Jouni Malinen wrote:
Something odd is happening with the EAP-PEAP fragmentation.. If I set fragment_size=1300 in FreeRADIUS configuration, the first Phase 2 message from FreeRADIUS has TLS Message Length of 1333. The first fragment includes 1300 bytes, so I would expect to see the remaining 33 bytes on the next fragment. However, that fragment is 37 bytes, i.e., extra 4 bytes.
Hmm... I don't see that with the CVS head. I've just committed a fix where it would allow 10 bytes more than "fragment_size" in an EAP packet.
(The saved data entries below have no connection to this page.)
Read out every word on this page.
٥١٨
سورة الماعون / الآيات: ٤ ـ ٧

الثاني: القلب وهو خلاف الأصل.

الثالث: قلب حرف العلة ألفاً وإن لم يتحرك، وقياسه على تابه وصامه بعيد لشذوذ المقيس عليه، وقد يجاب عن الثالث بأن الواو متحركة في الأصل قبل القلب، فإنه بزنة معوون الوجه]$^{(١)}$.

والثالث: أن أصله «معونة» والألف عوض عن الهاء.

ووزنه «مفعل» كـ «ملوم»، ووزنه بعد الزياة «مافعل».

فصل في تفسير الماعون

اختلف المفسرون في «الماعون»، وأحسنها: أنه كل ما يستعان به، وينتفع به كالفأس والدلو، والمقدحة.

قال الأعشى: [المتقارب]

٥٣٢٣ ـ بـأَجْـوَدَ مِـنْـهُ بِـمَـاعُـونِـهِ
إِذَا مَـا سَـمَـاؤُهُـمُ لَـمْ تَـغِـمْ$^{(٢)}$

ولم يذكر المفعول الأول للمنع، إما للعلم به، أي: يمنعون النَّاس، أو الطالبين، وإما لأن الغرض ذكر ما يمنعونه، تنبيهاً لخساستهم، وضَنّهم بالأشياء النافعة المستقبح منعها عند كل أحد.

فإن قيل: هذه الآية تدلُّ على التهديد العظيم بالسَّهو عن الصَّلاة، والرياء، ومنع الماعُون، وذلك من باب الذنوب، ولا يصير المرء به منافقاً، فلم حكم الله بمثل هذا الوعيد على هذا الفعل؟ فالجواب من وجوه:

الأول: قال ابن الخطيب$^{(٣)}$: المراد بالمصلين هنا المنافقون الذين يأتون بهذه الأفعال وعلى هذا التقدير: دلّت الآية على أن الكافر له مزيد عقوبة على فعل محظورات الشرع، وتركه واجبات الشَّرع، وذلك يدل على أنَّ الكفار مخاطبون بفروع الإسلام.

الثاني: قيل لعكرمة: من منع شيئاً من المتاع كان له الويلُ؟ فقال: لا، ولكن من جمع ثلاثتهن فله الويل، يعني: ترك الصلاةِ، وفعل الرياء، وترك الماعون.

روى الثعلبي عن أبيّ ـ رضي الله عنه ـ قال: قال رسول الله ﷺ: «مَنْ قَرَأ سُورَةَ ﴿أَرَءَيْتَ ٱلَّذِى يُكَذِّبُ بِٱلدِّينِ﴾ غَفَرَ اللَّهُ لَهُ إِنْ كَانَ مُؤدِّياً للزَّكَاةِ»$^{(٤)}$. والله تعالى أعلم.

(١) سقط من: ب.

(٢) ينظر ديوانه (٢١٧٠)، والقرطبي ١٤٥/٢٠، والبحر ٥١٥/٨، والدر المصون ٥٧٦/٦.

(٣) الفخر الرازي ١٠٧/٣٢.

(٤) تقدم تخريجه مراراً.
The fragment size was being used to fragment EAP-TLS *data*, and wasn't accounting for the header.
If I change fragment_size to 1200, the TLS Message Length become 1237. This does not sound correct, since the total data length should be more or less the same here regardless of the fragment size (well, up to a certain limit since making this very small could add more fragmentation overhead to phase 2). However, with this fragment_size, the second message is 37 bytes and that matches with the TLS Message Length. The reassembled data is not a valid SSL record, though..
I don't see 33 extra bytes. I *did* see 10, but a recent commit fixes that.
It looks like there are at least two issues. The TLS Message Length is set to about fragment_size regardless of the real phase 2 length, i.e., the phase 2 gets truncated, not fragmented in full. In addition, the phase 1 fragmentation seems to end up reporting incorrect total length for the fragments (i.e., TLS Message Length can be smaller than the sum of the lengths of all fragments).
I've also tried setting "fragment_size" to 1300, 1200, and 600, and testing with EAP-TTLS (pap), and PEAP (EAP-MSCHAPv2). In those tests, it now sets the maximum EAP packet size to the fragment size. The TLS message length stays the same for all fragment sizes. The phase 2 data doesn't get fragmented in FreeRADIUS. The code doesn't handle that at all. It just gets truncated. When trying PEAP with tunneled EAP-TLS, (and some additional patches), it gets to the point where the server is looking for a client certificate, and doesn't get one. In response to the server ACK, wpa_supplicant just sends another ACK... and the cycle repeats until it gives up. I don't know much about EAP-TLS inside of PEAP... maybe there isn't supposed to be a client certificate? Alan DeKok.